@cukr I don’t think this is correct, you can use either of those.
@richardlamo if you use ls from terminal, there should be Package.swift file, which is the manifest. In order to create the executable, you need to type swift run. The executable will be located inside of .build/debug/ directory and will have the same name as your project (by default).
# Create an empty directory.
mkdir -p ~/Desktop/I/want/to/put/it/here
# Go to that directory
cd ~/Desktop/I/want/to/put/it/here
...then doing this...
swift package init --type executable
...should succeed the first time, arranging some template source files as a package containing an executable.
But if you do a second time in the same place, then source files are already present, and it will object with the error you quoted, because it does not want to overwrite your work.

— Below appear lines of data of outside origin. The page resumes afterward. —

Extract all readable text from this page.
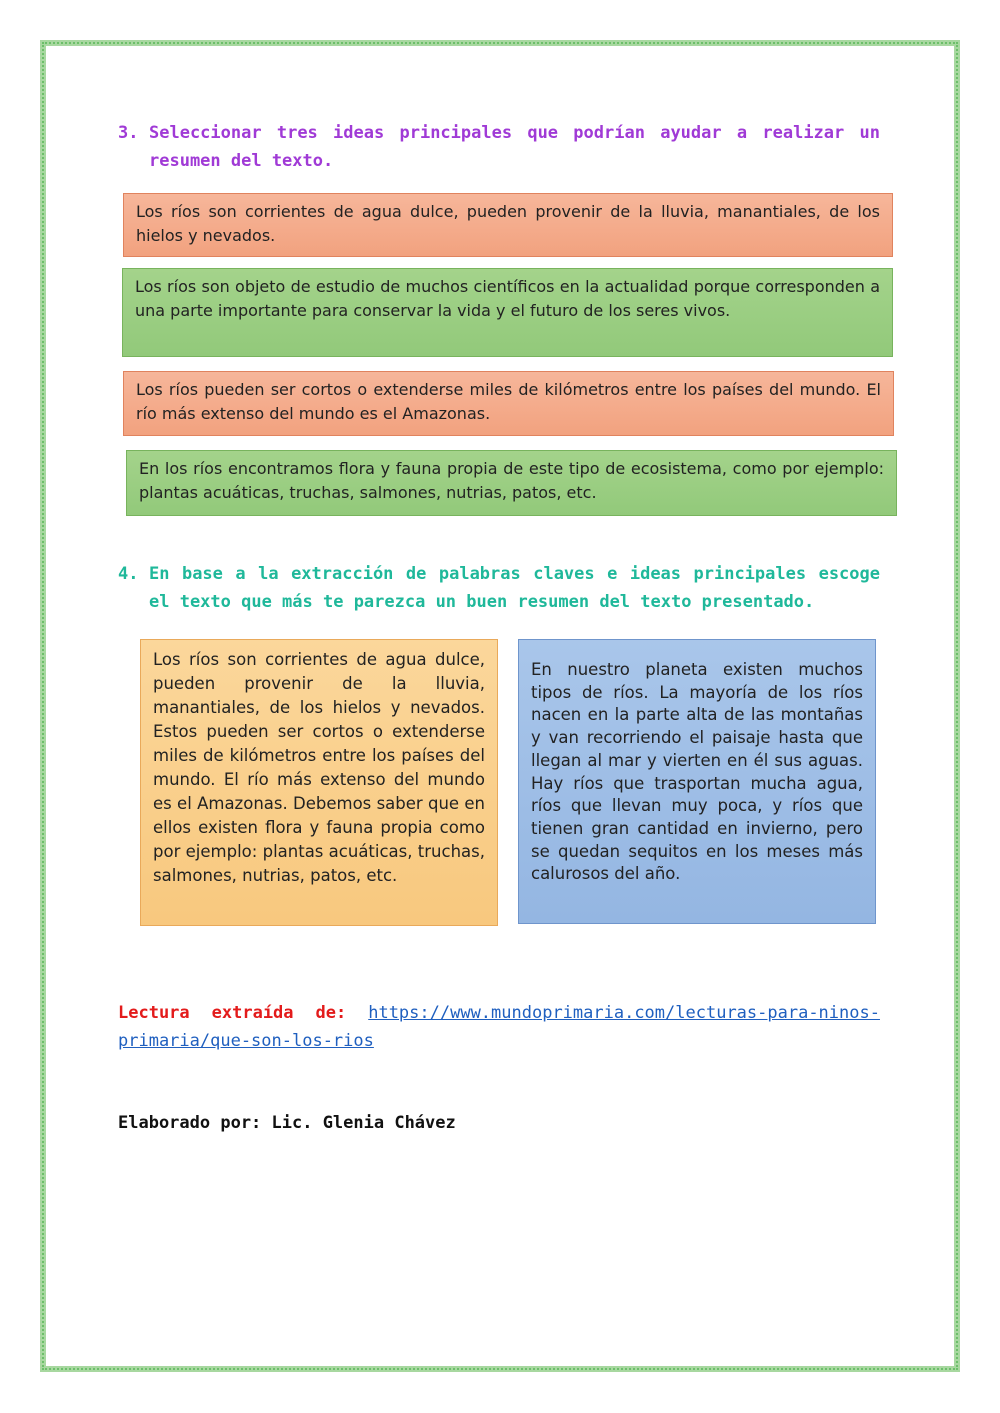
3. Seleccionar tres ideas principales que podrían ayudar a realizar un resumen del texto.
Los ríos son corrientes de agua dulce, pueden provenir de la lluvia, manantiales, de los hielos y nevados.
Los ríos son objeto de estudio de muchos científicos en la actualidad porque corresponden a una parte importante para conservar la vida y el futuro de los seres vivos.
Los ríos pueden ser cortos o extenderse miles de kilómetros entre los países del mundo. El río más extenso del mundo es el Amazonas.
En los ríos encontramos flora y fauna propia de este tipo de ecosistema, como por ejemplo: plantas acuáticas, truchas, salmones, nutrias, patos, etc.
4. En base a la extracción de palabras claves e ideas principales escoge el texto que más te parezca un buen resumen del texto presentado.
Los ríos son corrientes de agua dulce, pueden provenir de la lluvia, manantiales, de los hielos y nevados. Estos pueden ser cortos o extenderse miles de kilómetros entre los países del mundo. El río más extenso del mundo es el Amazonas. Debemos saber que en ellos existen flora y fauna propia como por ejemplo: plantas acuáticas, truchas, salmones, nutrias, patos, etc.
En nuestro planeta existen muchos tipos de ríos. La mayoría de los ríos nacen en la parte alta de las montañas y van recorriendo el paisaje hasta que llegan al mar y vierten en él sus aguas. Hay ríos que trasportan mucha agua, ríos que llevan muy poca, y ríos que tienen gran cantidad en invierno, pero se quedan sequitos en los meses más calurosos del año.
Lectura extraída de: https://www.mundoprimaria.com/lecturas-para-ninos-
primaria/que-son-los-rios
Elaborado por: Lic. Glenia Chávez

If you are certain you are in the directory you intended, and that you want to start over anew from a fresh template, then you will have to manually delete the directory’s contents†first. Once the directory is empty, the above command can be run again.
†Technically just the files relevant to the package description, but since you described yourself as a beginner, you have more pressing things to learn than which particular files are and are not relevant to this.

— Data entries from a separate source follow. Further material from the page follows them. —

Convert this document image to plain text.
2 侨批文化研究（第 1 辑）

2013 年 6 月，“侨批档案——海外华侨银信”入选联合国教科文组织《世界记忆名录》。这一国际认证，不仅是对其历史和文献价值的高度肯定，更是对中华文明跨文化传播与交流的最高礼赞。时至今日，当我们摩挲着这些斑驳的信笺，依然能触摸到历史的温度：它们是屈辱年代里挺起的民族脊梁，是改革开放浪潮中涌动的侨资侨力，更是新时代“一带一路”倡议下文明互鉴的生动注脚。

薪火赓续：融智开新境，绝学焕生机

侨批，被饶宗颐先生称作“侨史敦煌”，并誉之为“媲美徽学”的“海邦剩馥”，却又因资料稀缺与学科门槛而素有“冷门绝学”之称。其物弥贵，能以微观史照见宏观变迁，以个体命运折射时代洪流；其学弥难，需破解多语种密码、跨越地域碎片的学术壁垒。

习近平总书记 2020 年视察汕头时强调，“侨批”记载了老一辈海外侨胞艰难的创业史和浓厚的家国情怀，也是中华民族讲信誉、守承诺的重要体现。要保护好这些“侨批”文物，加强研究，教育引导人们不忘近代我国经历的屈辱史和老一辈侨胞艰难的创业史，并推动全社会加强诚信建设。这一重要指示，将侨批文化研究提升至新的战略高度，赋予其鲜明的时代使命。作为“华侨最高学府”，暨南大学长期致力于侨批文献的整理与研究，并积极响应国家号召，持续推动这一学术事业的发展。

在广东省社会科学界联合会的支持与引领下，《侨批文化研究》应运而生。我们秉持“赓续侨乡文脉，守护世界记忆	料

Just swift build. (swift run builds and then runs said executable.)
It will be at whatever path SwiftPM reports when you add --show-bin-path to the build invocation, which may or may not be .build/debug, depending on your configuration and the other options you supply to the build invocation.
The name comes from either the .executable(name: "whatever")product declaration (if vended), or from the .executableTarget(name: "whatever")target declaration (if hidden). The package name is irrelevant.